Apparently the words of the wife of Martin Luther King were too much for Senate Republicans on Tuesday, and it drove them to try to gag one of President Trump’s most vocal critics. But in doing so, it unleashed even harsher criticisms of GOP legislators.

Sen. Elizabeth Warren, while on the Senate floor debating the nomination of Sen. Jeff Sessions as attorney general, began to read a letter written about him by Corretta Scott King in 1986, when he had been nominated as a federal judge. The letter which was been recently publicized by The Washington Post, warned that Sessions’ actions concerning the voting rights of African-Americans in Alabama signified that he was ill-fit for the position.

But Senate majority leader Mitch McConnell invoked an old chamber rule saying that Warren was “impugning the motives” of Sessions and after a vote, Warren was silenced. This mean that she is now barred from speaking again on the Senate floor on Sessions nomination. The action caused anger among Democrats because far worse things have been said during debates in the chamber.

“I’m reading a letter from Coretta Scott King to the Judiciary Committee from 1986 that was admitted into the record,” Warren retorted. “I’m simply reading what she wrote about what the nomination of Jeff Sessions to be a federal court judge meant and what it would mean in history for her.”

But that wasn’t the end of it at all. Warren fired back on CNN, saying “they can shut me up, but they can’t change the truth.”

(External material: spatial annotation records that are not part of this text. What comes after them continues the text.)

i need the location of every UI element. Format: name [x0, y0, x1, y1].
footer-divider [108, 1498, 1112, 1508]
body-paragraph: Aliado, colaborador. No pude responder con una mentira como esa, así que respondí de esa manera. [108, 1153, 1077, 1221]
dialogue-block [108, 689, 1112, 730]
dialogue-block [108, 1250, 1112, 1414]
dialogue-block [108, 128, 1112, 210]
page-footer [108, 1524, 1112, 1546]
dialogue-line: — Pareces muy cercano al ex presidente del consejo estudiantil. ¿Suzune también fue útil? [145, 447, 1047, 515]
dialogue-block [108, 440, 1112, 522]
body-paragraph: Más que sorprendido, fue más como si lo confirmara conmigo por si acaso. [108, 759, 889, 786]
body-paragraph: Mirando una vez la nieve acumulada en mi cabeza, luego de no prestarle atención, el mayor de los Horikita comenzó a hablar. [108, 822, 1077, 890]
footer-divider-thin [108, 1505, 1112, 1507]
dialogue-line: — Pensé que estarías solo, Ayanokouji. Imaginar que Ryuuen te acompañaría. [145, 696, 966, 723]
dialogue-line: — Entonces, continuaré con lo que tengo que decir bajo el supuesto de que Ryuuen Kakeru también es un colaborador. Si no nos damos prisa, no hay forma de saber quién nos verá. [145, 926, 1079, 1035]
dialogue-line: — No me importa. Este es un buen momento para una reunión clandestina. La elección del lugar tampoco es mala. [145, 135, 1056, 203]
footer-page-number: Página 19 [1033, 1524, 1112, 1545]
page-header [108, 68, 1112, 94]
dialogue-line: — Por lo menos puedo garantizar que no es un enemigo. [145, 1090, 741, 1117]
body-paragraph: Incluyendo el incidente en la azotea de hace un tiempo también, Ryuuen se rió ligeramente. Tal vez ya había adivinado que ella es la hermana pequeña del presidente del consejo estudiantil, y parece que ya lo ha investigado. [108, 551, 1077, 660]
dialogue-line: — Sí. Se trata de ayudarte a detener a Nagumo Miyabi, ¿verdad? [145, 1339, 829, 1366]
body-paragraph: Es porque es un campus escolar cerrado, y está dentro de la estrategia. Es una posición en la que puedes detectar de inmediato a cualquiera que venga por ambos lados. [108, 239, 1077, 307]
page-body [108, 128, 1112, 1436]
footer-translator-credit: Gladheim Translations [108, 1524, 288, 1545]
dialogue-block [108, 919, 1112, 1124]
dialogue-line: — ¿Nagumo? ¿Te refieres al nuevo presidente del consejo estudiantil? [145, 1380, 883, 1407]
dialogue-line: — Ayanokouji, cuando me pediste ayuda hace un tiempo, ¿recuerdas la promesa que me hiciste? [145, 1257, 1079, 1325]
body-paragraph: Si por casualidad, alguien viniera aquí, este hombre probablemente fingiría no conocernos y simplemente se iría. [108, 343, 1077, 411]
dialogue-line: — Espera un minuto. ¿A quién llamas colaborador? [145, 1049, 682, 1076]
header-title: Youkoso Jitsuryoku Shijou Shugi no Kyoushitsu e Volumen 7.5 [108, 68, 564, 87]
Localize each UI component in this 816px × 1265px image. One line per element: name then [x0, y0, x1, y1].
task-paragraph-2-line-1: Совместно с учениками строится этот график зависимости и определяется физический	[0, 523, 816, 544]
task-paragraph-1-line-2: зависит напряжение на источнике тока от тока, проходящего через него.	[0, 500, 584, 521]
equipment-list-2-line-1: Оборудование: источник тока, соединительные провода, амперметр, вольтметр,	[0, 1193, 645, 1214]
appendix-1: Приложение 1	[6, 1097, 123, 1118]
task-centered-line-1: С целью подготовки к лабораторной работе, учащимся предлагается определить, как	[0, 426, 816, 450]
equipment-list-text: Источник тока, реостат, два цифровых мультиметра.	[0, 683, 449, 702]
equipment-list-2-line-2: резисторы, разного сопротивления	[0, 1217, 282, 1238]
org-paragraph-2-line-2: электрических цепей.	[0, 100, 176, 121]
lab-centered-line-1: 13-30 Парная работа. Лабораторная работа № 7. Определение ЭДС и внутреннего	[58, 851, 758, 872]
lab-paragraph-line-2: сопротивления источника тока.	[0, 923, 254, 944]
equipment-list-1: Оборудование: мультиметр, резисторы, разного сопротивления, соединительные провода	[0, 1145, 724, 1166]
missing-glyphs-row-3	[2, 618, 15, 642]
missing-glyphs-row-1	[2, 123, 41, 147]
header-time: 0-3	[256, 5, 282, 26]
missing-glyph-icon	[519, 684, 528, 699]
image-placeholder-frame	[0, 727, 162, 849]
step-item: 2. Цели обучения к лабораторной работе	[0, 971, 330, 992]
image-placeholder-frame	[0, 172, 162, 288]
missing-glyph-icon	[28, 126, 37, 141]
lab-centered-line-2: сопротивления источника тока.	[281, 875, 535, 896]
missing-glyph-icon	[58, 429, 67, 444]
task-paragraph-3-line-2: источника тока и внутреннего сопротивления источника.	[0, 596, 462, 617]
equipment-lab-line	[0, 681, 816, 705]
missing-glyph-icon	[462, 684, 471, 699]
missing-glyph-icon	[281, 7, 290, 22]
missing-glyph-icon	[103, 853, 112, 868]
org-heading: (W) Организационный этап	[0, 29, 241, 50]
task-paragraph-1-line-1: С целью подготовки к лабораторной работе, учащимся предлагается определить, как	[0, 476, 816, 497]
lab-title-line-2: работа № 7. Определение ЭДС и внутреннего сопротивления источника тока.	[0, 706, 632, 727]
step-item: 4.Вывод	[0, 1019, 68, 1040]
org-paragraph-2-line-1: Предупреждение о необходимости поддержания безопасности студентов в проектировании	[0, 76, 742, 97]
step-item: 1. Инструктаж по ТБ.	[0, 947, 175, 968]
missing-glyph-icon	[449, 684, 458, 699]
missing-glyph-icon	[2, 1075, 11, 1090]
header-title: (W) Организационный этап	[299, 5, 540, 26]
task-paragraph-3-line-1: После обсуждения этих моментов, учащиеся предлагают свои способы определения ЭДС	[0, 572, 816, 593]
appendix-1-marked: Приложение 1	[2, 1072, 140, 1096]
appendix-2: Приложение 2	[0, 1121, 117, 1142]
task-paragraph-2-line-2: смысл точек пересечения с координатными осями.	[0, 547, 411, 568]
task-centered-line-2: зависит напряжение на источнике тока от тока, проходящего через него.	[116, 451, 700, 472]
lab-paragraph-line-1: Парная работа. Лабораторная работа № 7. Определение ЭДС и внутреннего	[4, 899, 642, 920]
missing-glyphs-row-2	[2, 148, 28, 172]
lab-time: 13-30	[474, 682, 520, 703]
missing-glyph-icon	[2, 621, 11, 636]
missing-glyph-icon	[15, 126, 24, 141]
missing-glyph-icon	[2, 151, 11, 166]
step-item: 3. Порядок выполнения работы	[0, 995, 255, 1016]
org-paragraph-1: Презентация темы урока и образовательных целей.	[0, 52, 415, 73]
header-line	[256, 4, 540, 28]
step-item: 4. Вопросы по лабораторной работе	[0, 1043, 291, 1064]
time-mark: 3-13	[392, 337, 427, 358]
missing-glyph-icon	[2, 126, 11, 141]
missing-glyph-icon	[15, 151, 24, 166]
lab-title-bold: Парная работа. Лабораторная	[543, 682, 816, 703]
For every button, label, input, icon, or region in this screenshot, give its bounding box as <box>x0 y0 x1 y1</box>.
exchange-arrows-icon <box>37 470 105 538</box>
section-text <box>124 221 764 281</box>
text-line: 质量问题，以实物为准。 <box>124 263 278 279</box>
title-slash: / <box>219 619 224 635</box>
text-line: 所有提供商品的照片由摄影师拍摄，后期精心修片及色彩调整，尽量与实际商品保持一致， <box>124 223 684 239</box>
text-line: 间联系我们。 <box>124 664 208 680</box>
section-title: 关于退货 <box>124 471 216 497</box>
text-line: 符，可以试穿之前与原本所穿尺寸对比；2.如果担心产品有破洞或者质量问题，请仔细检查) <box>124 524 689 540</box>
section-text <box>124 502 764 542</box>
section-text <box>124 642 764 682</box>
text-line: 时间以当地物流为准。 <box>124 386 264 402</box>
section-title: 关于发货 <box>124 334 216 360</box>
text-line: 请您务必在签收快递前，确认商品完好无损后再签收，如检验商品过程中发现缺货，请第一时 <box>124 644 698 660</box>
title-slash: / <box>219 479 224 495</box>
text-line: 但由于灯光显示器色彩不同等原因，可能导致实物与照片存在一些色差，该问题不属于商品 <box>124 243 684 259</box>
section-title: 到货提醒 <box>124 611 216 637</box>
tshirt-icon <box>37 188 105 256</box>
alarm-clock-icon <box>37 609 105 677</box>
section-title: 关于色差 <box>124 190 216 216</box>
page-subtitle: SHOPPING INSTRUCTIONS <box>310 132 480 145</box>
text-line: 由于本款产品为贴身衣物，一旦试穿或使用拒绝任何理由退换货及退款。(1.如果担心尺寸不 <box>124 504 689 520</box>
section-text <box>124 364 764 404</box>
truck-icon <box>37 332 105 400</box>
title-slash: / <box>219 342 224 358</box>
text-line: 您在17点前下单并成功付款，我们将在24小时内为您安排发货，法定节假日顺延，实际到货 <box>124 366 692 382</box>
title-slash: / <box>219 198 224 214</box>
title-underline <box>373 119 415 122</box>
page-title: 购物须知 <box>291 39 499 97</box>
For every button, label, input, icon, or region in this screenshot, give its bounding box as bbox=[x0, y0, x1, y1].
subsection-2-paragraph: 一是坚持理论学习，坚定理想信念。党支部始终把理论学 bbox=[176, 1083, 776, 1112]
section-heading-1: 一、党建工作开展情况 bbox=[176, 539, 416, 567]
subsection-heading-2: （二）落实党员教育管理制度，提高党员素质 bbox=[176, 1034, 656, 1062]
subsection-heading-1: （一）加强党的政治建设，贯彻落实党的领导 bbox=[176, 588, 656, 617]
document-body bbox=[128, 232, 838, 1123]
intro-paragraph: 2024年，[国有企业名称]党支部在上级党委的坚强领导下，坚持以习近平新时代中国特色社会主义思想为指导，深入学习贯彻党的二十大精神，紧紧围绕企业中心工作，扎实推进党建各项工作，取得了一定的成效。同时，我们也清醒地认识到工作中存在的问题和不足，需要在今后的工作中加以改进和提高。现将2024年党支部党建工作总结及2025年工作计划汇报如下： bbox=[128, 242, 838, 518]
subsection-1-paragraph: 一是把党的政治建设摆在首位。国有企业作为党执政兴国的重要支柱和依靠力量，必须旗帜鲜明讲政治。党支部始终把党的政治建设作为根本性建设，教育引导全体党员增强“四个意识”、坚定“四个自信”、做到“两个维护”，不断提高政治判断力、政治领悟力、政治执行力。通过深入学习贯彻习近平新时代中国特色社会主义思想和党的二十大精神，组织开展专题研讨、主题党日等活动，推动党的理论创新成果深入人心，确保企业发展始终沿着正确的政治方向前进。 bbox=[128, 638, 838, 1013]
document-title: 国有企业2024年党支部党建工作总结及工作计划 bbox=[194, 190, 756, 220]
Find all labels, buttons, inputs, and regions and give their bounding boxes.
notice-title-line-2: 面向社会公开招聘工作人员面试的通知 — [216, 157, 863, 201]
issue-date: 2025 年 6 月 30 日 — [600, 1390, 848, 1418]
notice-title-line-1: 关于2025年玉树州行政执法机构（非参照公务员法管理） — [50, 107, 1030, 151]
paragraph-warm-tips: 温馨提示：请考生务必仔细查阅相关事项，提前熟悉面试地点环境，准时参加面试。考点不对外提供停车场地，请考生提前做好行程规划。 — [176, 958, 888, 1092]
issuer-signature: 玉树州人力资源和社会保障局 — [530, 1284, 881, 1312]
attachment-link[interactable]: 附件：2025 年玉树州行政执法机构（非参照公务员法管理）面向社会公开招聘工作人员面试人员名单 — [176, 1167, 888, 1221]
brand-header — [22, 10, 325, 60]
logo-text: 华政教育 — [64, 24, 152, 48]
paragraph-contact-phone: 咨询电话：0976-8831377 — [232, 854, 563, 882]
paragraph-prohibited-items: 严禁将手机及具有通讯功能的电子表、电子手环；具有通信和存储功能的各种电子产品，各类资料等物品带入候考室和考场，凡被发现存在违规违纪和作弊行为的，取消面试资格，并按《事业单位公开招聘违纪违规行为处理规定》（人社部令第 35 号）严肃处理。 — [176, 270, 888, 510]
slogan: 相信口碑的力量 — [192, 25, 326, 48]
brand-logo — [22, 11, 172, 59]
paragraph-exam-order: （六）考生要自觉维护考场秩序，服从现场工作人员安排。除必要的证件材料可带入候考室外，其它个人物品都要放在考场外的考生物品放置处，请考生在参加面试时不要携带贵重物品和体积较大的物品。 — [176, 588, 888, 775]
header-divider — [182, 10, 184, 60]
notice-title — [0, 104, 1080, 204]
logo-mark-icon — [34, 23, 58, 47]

Warren took to Twitter releasing a series of posts about what happened.

For his part, McConnell tried on the Senate floor why Warren was silenced: “She was warned. She was given an explanation. Nevertheless, she persisted.”

Before long the highly partisan exchange turned into a trending hashtag #LetLizSpeak and Warren’s Democratic colleagues came to her defense.


Democrats pointed out that McConnell didn’t object when Sen. Ted Cruz, R-Texas, called him a liar in a 2015 dustup.

The episode was followed by lamentations by Senate veterans, including its most senior Republican, Orrin Hatch of Utah, about how the Senate is too partisan.

Others publicly objected to Warren’s treatment. Rev. William Barber, head of the Moral Mondays movement, released a statement rebuking the Senate for the silencing. “Senator Elizabeth Warren quoting Coretta Scott King exposed the truth about Senator Jeff Sessions’ history of embracing systemic racism,” Barber said. “Mrs. King’s words were based in fact back then and they should be considered now. Senator Warren was wrongfully rebuked by Republican extremist because they cannot  handle the truth.”

A vote by the Senate on Sessions is expected by late Wednesday.

Editor’s Note: This story has been updated from an earlier version.